Although it wouldn’t be fair to say that publishers don’t care about digital ad fraud, advertisers have the most to lose. Although publishers want their inventory to be as clean as possible, they’re not the ones getting robbed. Of the three main players on the scene — publishers, agency folk, and advertisers — brands have the most to lose, and the most to gain, by creating a cleaner digital environment.
And right now, it’s pretty messy out there. Bot operators are, as expected, most attracted to higher CPM campaigns. The more sophisticated ones are even able to subvert targeting technology for their own purposes by spoofing cookies and other browser metadata, in essence, creating a situation in which bots are actually being targeted by digital ads that confuse them for the real thing.

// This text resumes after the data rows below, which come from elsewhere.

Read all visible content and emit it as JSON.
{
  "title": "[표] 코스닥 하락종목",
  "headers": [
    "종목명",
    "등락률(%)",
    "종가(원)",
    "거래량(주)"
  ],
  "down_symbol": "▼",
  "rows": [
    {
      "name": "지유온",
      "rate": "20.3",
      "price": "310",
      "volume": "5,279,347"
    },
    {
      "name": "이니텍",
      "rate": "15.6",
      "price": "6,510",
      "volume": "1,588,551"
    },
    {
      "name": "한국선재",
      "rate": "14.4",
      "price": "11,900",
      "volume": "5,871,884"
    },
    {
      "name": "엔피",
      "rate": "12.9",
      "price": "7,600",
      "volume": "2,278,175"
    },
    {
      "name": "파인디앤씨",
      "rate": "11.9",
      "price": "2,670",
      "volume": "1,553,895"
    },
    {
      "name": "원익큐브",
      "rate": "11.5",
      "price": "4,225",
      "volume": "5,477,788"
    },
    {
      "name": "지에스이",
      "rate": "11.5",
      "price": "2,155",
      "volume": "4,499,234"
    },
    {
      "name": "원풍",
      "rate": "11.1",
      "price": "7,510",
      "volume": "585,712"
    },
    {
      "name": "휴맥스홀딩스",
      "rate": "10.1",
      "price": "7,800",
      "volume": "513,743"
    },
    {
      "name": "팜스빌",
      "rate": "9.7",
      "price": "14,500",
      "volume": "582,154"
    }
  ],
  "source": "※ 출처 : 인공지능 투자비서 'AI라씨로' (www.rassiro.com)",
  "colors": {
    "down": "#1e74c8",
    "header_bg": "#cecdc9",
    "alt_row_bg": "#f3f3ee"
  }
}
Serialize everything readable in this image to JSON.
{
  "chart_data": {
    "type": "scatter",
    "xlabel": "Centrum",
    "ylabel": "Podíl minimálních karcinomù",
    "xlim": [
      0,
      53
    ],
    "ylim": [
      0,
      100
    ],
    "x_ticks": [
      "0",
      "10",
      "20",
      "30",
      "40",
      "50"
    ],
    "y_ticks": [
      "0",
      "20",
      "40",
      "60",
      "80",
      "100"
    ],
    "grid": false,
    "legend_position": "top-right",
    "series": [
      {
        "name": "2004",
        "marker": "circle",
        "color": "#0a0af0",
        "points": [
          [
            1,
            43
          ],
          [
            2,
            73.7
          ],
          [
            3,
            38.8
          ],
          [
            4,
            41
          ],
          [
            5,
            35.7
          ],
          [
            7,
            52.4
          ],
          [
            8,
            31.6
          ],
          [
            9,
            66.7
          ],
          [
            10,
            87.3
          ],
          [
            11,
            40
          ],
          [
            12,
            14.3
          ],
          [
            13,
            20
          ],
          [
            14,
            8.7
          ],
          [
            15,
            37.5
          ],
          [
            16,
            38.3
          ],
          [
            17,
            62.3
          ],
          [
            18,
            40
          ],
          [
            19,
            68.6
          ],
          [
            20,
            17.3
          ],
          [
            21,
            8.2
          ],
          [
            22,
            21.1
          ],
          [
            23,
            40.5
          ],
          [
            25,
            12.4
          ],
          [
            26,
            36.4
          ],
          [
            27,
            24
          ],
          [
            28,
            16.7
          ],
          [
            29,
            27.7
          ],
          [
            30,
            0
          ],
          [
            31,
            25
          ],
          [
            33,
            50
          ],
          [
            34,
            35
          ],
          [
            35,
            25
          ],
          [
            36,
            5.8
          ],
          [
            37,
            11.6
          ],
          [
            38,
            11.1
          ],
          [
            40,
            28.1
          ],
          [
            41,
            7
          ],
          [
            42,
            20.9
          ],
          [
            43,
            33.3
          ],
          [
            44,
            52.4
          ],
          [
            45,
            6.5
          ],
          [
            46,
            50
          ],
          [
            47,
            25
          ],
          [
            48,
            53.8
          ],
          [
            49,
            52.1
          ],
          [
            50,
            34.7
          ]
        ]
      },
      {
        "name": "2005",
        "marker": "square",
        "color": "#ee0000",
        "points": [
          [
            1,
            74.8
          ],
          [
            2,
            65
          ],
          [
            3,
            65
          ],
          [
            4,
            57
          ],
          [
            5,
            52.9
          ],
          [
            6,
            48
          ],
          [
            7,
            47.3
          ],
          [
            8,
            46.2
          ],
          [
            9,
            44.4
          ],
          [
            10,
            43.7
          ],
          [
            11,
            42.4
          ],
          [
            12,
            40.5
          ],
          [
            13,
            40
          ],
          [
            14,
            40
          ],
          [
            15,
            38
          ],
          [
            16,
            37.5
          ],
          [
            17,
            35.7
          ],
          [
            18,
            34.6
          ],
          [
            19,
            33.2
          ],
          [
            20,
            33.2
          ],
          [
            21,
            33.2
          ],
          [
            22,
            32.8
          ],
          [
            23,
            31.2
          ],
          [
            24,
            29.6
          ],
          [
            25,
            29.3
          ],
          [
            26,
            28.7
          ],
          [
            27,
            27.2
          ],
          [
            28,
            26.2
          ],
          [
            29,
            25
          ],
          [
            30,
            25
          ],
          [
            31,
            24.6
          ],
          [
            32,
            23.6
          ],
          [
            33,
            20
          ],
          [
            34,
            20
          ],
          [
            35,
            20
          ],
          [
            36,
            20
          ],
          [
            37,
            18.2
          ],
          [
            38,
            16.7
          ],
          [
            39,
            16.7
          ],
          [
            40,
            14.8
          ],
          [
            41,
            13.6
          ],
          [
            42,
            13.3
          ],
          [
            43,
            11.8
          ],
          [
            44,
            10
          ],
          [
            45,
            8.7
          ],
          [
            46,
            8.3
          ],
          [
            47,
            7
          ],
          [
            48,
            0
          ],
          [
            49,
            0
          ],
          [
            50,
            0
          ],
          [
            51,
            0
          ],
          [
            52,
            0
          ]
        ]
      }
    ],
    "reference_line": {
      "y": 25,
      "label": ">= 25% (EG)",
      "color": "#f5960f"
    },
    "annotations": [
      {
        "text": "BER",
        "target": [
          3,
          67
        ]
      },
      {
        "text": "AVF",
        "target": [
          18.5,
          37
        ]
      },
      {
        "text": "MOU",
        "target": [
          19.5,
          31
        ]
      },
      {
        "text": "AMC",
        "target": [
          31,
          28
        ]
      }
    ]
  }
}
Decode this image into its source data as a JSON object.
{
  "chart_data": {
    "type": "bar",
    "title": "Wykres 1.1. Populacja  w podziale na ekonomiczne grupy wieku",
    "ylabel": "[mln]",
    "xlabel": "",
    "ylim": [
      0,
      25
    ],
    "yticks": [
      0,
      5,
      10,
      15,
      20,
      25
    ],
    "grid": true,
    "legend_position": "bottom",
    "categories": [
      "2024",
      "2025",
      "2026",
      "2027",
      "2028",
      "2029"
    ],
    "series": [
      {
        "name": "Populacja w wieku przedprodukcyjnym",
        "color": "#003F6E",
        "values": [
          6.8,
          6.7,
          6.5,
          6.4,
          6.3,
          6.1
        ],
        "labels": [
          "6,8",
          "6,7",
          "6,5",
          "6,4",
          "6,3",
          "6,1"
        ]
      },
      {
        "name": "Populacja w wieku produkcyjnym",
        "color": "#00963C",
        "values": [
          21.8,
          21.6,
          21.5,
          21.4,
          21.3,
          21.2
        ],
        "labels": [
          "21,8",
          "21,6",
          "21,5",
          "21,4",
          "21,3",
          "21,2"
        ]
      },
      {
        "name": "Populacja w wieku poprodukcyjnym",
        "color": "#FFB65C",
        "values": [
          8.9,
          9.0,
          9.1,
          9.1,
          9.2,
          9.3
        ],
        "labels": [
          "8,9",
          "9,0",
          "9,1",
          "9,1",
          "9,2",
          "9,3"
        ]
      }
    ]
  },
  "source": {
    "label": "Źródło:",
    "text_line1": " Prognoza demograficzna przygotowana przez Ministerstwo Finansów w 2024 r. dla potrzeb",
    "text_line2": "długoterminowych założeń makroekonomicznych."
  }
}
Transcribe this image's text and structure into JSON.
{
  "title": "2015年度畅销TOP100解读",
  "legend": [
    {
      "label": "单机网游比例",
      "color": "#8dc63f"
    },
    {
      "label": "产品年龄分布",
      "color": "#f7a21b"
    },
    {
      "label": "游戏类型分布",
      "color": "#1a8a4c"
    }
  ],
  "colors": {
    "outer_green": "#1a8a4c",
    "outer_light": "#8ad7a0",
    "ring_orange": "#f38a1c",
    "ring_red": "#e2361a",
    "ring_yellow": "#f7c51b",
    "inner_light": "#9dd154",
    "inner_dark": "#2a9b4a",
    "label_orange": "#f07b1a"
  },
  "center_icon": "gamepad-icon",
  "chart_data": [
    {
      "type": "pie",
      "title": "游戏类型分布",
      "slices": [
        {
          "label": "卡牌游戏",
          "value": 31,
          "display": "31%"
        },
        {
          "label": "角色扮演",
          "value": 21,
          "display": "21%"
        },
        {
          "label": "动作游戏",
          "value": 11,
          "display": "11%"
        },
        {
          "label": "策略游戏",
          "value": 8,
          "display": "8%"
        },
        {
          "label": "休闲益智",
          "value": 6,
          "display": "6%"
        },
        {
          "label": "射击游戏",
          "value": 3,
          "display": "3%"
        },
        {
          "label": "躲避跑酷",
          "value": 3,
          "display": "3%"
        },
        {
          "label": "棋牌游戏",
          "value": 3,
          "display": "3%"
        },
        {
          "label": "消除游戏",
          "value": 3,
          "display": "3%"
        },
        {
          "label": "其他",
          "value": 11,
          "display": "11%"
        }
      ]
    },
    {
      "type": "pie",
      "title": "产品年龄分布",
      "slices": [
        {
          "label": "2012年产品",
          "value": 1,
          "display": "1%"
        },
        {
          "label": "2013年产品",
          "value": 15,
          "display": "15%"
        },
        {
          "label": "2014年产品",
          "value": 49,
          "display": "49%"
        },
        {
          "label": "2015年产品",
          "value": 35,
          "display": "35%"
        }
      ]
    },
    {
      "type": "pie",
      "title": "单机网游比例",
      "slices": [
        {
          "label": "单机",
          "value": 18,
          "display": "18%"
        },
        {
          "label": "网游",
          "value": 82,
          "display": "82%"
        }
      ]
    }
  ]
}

Tiffany said he often sees that happen in the video space, where the CPMs are worth a bot’s while. Bots looking to cash in on video ads have to run full browsers with plug-ins and have the ability to play full videos.
Less sophisticated bots have also colonized social and display, where the buys are generally cheaper and performance-based.
Least affected at the moment is mobile. Despite the fact that it’s being bandied about as the next big digital advertising frontier, the money just isn’t in there yet, which is why bots aren’t focused on infiltrating the actual device. To suck of mobile ad dollars, bots generally run mobile phone emulators in the background on desktops.
“And believe me, it’s not a technical limitation,” Tiffany said. “Bad guys follow the money.”